Editor’s note: This article was originally published by The Regulatory Review and is reprinted here with permission.
Insurers can help farmers manage the risk of insect contamination in their fields.
Foodborne illness is an epidemic public health problem. Centers for Disease Control and Prevention comparison Contaminated food sickens 48 million people each year in the United States, causing 28,000 hospitalizations and 3,000 deaths annually. There is nowhere and The problem is even more serious than in the fresh produce sector, where pests infect growing fields and warehouses. because the largest and most deadly epidemics in the country.
Federal lawsdevelopments in the past few years have set new standards for promoting food safety on farms. The US Food and Drug Administration is responsible for enforcing these regulations but they are missing equipment needed to manage more than 120,000 US farms plow fresh produce.
The most important help in achieving this control gap can come from a surprising source: Insurance companies.
A recently learning documents upcoming efforts by insurance agencies to monitor and ensure compliance with farm food safety standards. These efforts, if successfully scaled up, could change the way food is protected in the US, not just on farms but in the entire food industry.
Risk insurance protects policyholders from the potentially devastating financial consequences of unexpected events. Another disadvantage of insurance is that, by removing investors from the financial system, insurance removes the necessary incentive for them to be careful, which can increase the risk of accidents. Economists refer to this as the problem of moral hazard.

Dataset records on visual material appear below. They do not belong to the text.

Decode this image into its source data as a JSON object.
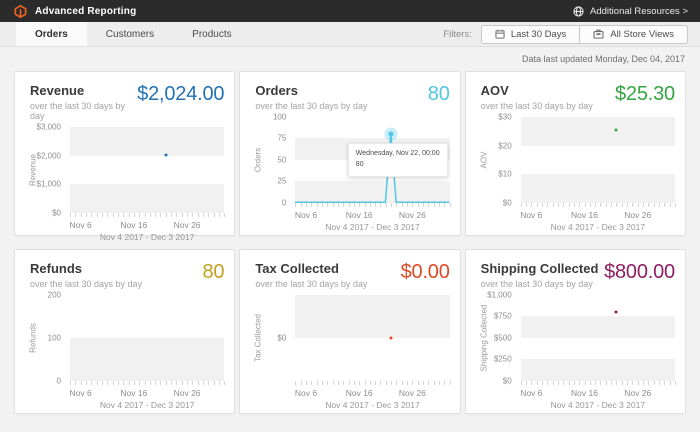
{
  "header": {
    "app_title": "Advanced Reporting",
    "resources_label": "Additional Resources >"
  },
  "tabs": [
    {
      "label": "Orders",
      "active": true
    },
    {
      "label": "Customers",
      "active": false
    },
    {
      "label": "Products",
      "active": false
    }
  ],
  "filters": {
    "label": "Filters:",
    "date_range_button": "Last 30 Days",
    "store_view_button": "All Store Views"
  },
  "status": {
    "last_updated": "Data last updated Monday, Dec 04, 2017"
  },
  "brand": {
    "magento_orange": "#f26322",
    "topbar_bg": "#2b2b2b"
  },
  "chart_data": [
    {
      "type": "scatter",
      "title": "Revenue",
      "subtitle": "over the last 30 days by day",
      "value_display": "$2,024.00",
      "accent": "#2373b4",
      "ylabel": "Revenue",
      "yticks": [
        "$3,000",
        "$2,000",
        "$1,000",
        "$0"
      ],
      "ymin": 0,
      "ymax": 3000,
      "days_total": 30,
      "xticks": [
        {
          "label": "Nov 6",
          "day_index": 2
        },
        {
          "label": "Nov 16",
          "day_index": 12
        },
        {
          "label": "Nov 26",
          "day_index": 22
        }
      ],
      "range_label": "Nov 4 2017 - Dec 3 2017",
      "points": [
        {
          "date": "Nov 22, 2017",
          "day_index": 18,
          "value": 2024
        }
      ]
    },
    {
      "type": "line",
      "title": "Orders",
      "subtitle": "over the last 30 days by day",
      "value_display": "80",
      "accent": "#50c8e4",
      "ylabel": "Orders",
      "yticks": [
        "100",
        "75",
        "50",
        "25",
        "0"
      ],
      "ymin": 0,
      "ymax": 100,
      "days_total": 30,
      "xticks": [
        {
          "label": "Nov 6",
          "day_index": 2
        },
        {
          "label": "Nov 16",
          "day_index": 12
        },
        {
          "label": "Nov 26",
          "day_index": 22
        }
      ],
      "range_label": "Nov 4 2017 - Dec 3 2017",
      "series": [
        {
          "name": "Orders",
          "baseline_value": 0,
          "spike": {
            "date": "Nov 22, 2017",
            "day_index": 18,
            "value": 80
          }
        }
      ],
      "tooltip": {
        "line1": "Wednesday, Nov 22, 00:00",
        "line2": "80"
      }
    },
    {
      "type": "scatter",
      "title": "AOV",
      "subtitle": "over the last 30 days by day",
      "value_display": "$25.30",
      "accent": "#34a543",
      "ylabel": "AOV",
      "yticks": [
        "$30",
        "$20",
        "$10",
        "$0"
      ],
      "ymin": 0,
      "ymax": 30,
      "days_total": 30,
      "xticks": [
        {
          "label": "Nov 6",
          "day_index": 2
        },
        {
          "label": "Nov 16",
          "day_index": 12
        },
        {
          "label": "Nov 26",
          "day_index": 22
        }
      ],
      "range_label": "Nov 4 2017 - Dec 3 2017",
      "points": [
        {
          "date": "Nov 22, 2017",
          "day_index": 18,
          "value": 25.3
        }
      ]
    },
    {
      "type": "scatter",
      "title": "Refunds",
      "subtitle": "over the last 30 days by day",
      "value_display": "80",
      "accent": "#c3a21d",
      "ylabel": "Refunds",
      "yticks": [
        "200",
        "100",
        "0"
      ],
      "ymin": 0,
      "ymax": 200,
      "days_total": 30,
      "xticks": [
        {
          "label": "Nov 6",
          "day_index": 2
        },
        {
          "label": "Nov 16",
          "day_index": 12
        },
        {
          "label": "Nov 26",
          "day_index": 22
        }
      ],
      "range_label": "Nov 4 2017 - Dec 3 2017",
      "points": []
    },
    {
      "type": "scatter",
      "title": "Tax Collected",
      "subtitle": "over the last 30 days by day",
      "value_display": "$0.00",
      "accent": "#df4a26",
      "ylabel": "Tax Collected",
      "yticks": [
        "$0"
      ],
      "zero_line_frac": 0.5,
      "ymin": 0,
      "ymax": 0,
      "days_total": 30,
      "xticks": [
        {
          "label": "Nov 6",
          "day_index": 2
        },
        {
          "label": "Nov 16",
          "day_index": 12
        },
        {
          "label": "Nov 26",
          "day_index": 22
        }
      ],
      "range_label": "Nov 4 2017 - Dec 3 2017",
      "points": [
        {
          "date": "Nov 22, 2017",
          "day_index": 18,
          "value": 0
        }
      ]
    },
    {
      "type": "scatter",
      "title": "Shipping Collected",
      "subtitle": "over the last 30 days by day",
      "value_display": "$800.00",
      "accent": "#8e1e63",
      "ylabel": "Shipping Collected",
      "yticks": [
        "$1,000",
        "$750",
        "$500",
        "$250",
        "$0"
      ],
      "ymin": 0,
      "ymax": 1000,
      "days_total": 30,
      "xticks": [
        {
          "label": "Nov 6",
          "day_index": 2
        },
        {
          "label": "Nov 16",
          "day_index": 12
        },
        {
          "label": "Nov 26",
          "day_index": 22
        }
      ],
      "range_label": "Nov 4 2017 - Dec 3 2017",
      "points": [
        {
          "date": "Nov 22, 2017",
          "day_index": 18,
          "value": 800
        }
      ]
    }
  ]
}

To solve this problem, insurers often create new incentives for policyholders to reduce risk. Many insurance courses have them he explained how insurers use different strategies to reduce risk. These strategies include discounts for policyholders who take precautionary measures and loss control advice on how to avoid potential claims.
In a survey I conducted between 2013 and 2020, 35 insurance professionals — agents, brokers, underwriters, adjusters, and adjusters — he explained how they use these and other methods to reduce the risk of food failure on farms that grow new crops.

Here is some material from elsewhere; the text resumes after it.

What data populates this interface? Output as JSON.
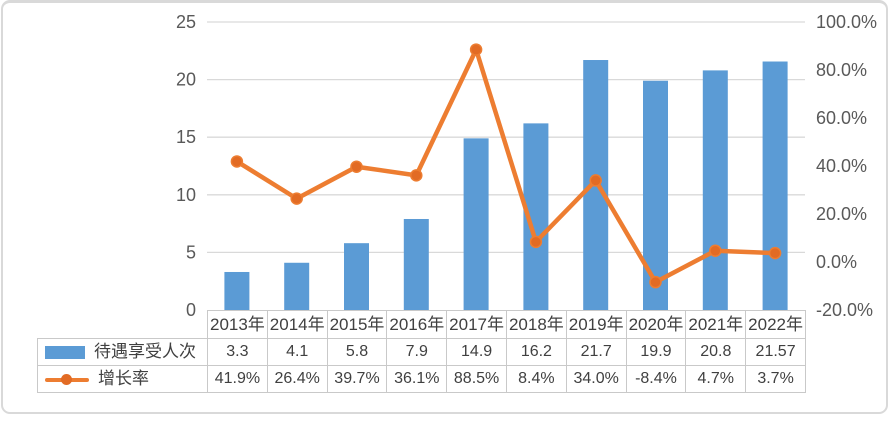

Farmers often purchase additional insurance that includes protection against foodborne illness. For small farms, this interest rate is in bundles be a property of farm insurance, which includes a combination of farm house insurance, household goods, farm machinery and equipment, farm implements, and farm products and supplies – and may also include auto insurance. Large farms, like other businesses, often pick up otherwise known as business casualty cover, which can be sold separately or as part of a business policy.
Insurance professionals work various ways to help farmers reduce the risk of pollution in their work. For example, insurers use premiums to encourage farmers to focus on food safety. One underwriter he explained that if the insurers see a place where the farmer is failing in the protection, his underwriters “will use the debits of the trees” until a change is made, and then “they will remove them to make the tree more attractive.”
In addition to providing price incentives, insurance professionals also offer their advice on food safety insurance. According to the second author, providing advice to farmers on risk management strategies “it helps so that we have no losses and we help them to be the best in their business. “
As a form of compliance, insurance has an important advantage over government regulations. Labor pressures prevent less insurance than it does when it comes to managing government coverage. For a government agency, increased inspections create more problems on a limited budget. Conversely, as the insurance market expands, companies earn more money to support inspections. For insurers, the number of screenings provides new revenue streams. Therefore, the ability of insurance companies to monitor food safety on farms far exceeds that of government agencies.
Also insurance he is better than the traditional method of monitoring fresh produce – confidential food safety audits paid for by farmers. Disagreement that he wakes up when farmers pay for audits it undermines the credibility of the audits and reduces confidence in them. Although farmers also pay for written inspections, insurance companies have a strong incentive to ensure that these inspections are accurate, because the insurer is responsible for the costs of food safety failures. This business of insurance companies includes strong and reliable incentives that are not available in third-party food safety audits paid for by farmers.
Insurance as a tool to help farmers comply with food safety regulations is not widespread. Providing risk management advice to farmers requires the time commitment of insurance professionals that low-cost agricultural policies cannot support. Therefore, the types of risk mitigation strategies described here have been closely aligned with the core principles of small businesses with high capital expenditures. It is not common among medium and small farm insurers, as the owners of these farms can afford to buy insurance at a lower cost.
Additional research could explore ways to create risk buffers among small and medium farmers, or provide them with government support to purchase insurance, such as crop insurance. This approach can support higher coverage and increased insurance efforts to help manage food safety risks.
In the long run, food safety insurance can set a precedent for other sectors of the food industry.